Son ton est sec, presque méchant. Il croise les bras devant lui, alors qu'il se redresse, le dos contre le mur à la tête de lit. Il ne pouvait pas être plus clair pour mettre une distance entre nous.

— Si tu m'avais répondu, je n'en serais pas arrivé à cette alternative.

— Toi qui es si intelligent, tu n'as pas pensé que ne pas en avoir en était justement une ?

Son début de phrase me surprend. J'ignore de quoi il parle. C'est la première fois qu'il me fait ce genre de remarque.

— Tu ne pourrais pas faire une pause cinq minutes, s'il te plaît ? lui demandé-je avec cette pointe de supplication que je déteste.

— Pourquoi je ferais ça ?

— Peut-être parce qu'on vit ensemble ici et que si tu continues, ça va être invivable pour tous les deux, lui expliqué-je.

— Tout va bien pour moi, merci.

Je baisse la tête en ricanant. Tu m'étonnes, son existence est celle d'un prince. Mais je ne m'emporte pas en lui en faisant la remarque. À la place, j'essaie de réfléchir. De penser à tout ce que je voulais lui dire en entrant dans cette pièce, mais tout s'est évanoui. Tout a été effacé par ce gamin pourri gâté qui me sert de petit frère. Je me pince l'arête du nez avec le pouce et l'index.

— Tu te...

— Et ce n'est pas moi qui t'ai dit de me suivre ici, m'assène-t-il.

Je relève le regard vers lui. La haine. Je la vois. Elle est présente dans ses yeux. Bien installée, flambant avec intensité.
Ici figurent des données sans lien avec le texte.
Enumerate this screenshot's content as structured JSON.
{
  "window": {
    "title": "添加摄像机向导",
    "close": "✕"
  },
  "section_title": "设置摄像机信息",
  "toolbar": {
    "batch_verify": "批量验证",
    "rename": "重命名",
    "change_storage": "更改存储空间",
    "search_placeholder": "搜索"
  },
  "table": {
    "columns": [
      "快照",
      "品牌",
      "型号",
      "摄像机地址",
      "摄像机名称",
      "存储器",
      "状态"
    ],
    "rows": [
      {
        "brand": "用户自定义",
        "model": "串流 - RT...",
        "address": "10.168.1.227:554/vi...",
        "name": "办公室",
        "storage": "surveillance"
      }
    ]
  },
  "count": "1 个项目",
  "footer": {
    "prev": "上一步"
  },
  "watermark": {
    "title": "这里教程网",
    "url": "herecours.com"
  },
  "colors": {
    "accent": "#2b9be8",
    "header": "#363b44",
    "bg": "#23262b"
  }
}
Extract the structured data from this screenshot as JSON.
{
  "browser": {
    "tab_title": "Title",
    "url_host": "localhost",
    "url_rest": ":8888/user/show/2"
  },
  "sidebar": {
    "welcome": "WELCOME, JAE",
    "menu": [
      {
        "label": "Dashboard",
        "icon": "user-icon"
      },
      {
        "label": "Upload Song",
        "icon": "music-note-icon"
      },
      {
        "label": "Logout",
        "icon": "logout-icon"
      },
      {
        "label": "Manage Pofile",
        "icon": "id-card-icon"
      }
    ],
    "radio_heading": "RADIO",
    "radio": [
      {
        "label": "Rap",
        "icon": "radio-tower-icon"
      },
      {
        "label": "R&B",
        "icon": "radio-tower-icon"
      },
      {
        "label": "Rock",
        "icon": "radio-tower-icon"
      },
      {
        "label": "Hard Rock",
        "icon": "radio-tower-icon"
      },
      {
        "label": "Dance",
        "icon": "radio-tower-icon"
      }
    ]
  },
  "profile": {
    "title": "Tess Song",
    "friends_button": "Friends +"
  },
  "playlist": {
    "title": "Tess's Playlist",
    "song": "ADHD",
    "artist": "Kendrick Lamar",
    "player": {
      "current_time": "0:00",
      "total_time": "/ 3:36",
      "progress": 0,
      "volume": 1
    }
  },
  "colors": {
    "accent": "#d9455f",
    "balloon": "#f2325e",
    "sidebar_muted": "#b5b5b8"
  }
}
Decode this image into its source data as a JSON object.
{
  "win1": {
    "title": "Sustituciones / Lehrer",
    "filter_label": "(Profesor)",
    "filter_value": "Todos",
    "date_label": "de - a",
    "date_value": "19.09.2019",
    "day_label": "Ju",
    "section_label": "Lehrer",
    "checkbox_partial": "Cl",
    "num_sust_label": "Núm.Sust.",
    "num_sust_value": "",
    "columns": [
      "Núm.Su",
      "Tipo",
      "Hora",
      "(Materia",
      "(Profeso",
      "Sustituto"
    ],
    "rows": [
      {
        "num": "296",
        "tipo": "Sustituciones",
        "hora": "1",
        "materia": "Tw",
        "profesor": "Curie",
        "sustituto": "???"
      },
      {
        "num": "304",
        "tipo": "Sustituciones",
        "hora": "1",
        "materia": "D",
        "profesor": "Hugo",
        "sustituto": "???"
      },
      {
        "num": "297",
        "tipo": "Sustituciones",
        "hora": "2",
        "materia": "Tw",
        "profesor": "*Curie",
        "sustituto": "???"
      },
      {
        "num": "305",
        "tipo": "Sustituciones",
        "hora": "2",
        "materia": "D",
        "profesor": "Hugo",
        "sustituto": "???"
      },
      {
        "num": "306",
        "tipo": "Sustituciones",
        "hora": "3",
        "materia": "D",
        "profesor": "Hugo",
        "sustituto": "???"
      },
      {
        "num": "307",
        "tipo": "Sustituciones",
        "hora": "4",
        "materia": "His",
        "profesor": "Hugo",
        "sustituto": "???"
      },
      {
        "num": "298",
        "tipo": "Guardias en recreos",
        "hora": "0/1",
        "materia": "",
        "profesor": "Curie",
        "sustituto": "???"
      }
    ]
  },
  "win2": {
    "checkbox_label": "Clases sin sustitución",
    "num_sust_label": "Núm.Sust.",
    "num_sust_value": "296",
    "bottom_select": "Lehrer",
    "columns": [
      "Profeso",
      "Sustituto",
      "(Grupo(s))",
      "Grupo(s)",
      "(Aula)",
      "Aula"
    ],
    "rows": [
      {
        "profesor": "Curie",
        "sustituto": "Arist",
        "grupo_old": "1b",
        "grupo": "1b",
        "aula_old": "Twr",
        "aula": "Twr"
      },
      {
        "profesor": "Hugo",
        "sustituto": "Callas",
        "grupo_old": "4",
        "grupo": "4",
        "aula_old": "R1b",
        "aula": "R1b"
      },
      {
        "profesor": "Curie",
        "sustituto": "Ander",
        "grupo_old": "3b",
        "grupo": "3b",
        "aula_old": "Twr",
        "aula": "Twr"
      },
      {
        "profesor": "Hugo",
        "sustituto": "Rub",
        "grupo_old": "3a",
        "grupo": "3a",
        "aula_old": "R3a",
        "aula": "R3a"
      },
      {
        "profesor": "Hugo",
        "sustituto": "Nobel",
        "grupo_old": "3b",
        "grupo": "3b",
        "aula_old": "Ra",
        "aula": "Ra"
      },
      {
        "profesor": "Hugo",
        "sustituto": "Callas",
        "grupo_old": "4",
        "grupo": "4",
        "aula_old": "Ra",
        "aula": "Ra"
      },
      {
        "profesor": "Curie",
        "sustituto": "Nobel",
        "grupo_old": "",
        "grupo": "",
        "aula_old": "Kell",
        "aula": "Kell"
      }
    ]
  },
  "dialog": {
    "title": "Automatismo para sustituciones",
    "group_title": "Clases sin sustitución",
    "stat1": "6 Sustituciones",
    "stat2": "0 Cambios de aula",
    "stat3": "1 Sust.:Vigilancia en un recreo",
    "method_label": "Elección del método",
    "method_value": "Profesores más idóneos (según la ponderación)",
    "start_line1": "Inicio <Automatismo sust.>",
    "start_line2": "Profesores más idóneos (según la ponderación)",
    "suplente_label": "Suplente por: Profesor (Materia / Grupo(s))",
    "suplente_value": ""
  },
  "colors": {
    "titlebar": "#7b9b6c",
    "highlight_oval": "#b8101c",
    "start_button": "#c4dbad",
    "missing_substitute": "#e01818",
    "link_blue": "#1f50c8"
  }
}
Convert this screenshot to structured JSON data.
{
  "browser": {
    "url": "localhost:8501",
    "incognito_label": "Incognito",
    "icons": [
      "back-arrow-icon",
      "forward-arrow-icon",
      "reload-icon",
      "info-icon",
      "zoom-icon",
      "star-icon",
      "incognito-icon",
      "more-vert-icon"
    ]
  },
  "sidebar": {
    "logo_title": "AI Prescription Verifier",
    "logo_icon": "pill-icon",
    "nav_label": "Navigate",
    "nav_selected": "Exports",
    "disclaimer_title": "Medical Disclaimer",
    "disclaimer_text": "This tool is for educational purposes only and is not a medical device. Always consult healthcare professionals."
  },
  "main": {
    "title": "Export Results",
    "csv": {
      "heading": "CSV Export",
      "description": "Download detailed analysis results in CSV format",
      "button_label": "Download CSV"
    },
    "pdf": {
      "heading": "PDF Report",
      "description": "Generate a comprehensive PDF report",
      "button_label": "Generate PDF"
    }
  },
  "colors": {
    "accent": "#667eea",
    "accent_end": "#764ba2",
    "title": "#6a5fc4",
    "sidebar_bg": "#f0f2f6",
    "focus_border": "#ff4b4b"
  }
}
Elle me retourne le cœur, le fracasse, le piétine. Me coupe presque la respiration. Jusqu'à maintenant, nous nous lancions des piques, nous nous ignorions. Mais il est passé au niveau au-dessus.

— Si tu n'étais pas un putain de lèche-cul avec les parents, tu n'en serais pas là.

Nous en sommes aux phrases acerbes ! Je suis plus âgé et plus mature que Dae, mais malheureusement, je suis aussi et avant tout un être humain et ce qu'il vient de me dire me fait mal. Alors je tombe dans le jeu de la méchanceté, dans la facilité :

— Parce que tu crois que le lèche-cul rêvait de vivre ici ? Qu'il a eu réellement le choix ?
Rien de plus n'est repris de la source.